1.235, 517-18. John Mackinnon Robertson, The Saxon and the Celt: A Study in Sociology, (London: University Press, Limited, 1897), pp. 197, 199. BL 8155.eee.4
Extracts from John Mackinnon Robertson, The Saxon and the Celt (1897).
In his chapter ‘Mommsen and Richey on Gauls and Irish’, Robertson analyses a passage from Professor Richey’s Lectures on the History of Ireland (1869), which includes Richey’s reflections on Irish ‘discontinuity of thought’. Unlike Stephen, who practises a Parnellite self-control at 1.215-26, for example, Mulligan appears to dramatize his own subjectivity precisely in terms of this stereotype:
As contrasted with the Teuton, the Celt possesses a peculiar susceptibility of emotion, and a peculiar rapidity of perception, so much that it may be almost said that an idea has passed away from the mind of a Celt before a Saxon begins to understand it at all.

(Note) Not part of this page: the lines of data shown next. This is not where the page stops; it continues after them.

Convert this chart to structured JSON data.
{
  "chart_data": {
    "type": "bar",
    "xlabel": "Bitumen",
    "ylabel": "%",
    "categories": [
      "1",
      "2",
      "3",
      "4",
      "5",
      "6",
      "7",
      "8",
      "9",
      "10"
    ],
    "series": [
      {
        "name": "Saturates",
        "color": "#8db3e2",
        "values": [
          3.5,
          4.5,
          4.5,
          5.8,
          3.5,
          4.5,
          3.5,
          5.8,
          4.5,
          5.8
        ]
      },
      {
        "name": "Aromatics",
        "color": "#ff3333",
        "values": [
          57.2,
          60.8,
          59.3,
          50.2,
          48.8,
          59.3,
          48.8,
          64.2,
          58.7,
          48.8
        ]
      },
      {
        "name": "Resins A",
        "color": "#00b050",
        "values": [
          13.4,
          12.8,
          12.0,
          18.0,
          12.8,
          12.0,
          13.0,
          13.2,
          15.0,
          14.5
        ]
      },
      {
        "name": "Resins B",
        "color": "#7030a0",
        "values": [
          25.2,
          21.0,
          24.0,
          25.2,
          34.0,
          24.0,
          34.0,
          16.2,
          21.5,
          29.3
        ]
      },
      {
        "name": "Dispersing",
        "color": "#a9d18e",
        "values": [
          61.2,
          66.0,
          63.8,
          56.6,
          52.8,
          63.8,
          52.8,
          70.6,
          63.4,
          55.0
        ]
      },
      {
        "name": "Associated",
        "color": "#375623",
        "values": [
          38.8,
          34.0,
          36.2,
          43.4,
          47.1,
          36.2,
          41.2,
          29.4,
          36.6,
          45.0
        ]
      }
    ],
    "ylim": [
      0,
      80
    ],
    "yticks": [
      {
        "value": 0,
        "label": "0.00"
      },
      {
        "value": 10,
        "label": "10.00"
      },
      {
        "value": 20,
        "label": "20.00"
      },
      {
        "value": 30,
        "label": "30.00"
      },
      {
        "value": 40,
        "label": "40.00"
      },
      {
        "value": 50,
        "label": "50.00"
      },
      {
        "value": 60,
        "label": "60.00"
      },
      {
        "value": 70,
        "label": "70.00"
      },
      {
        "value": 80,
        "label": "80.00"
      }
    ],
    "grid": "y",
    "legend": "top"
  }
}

But this has an unfortunate result in practice, because it too often amounts to an incapacity of holding an idea for a long period…. The Celt conceives ideas rapidly and clearly, but forgets them as easily. He is brilliant, but not persevering; his thoughts are vivid but not enduring.
Mr Richey was here, doubtless, contrasting the Irish peasant class, as he knew it, with either the English peasant class or the English educated classes. He seems to have confused vivacity and mobility of temperament with disconnectedness of thought. The latter defect is common to the majority of mankind, and goes as often with temperamental slowness as with temperamental quickness. It is probably true that the people of Ireland and of France are as a rule more vivacious than the people of England. The cause for such differences is to be looked for in (1) influences of climate and beverages, and (2) influences of political events, including massacres and rebellions, on the nervous system of a race; such effects being probably heritable, Weismann notwithstanding.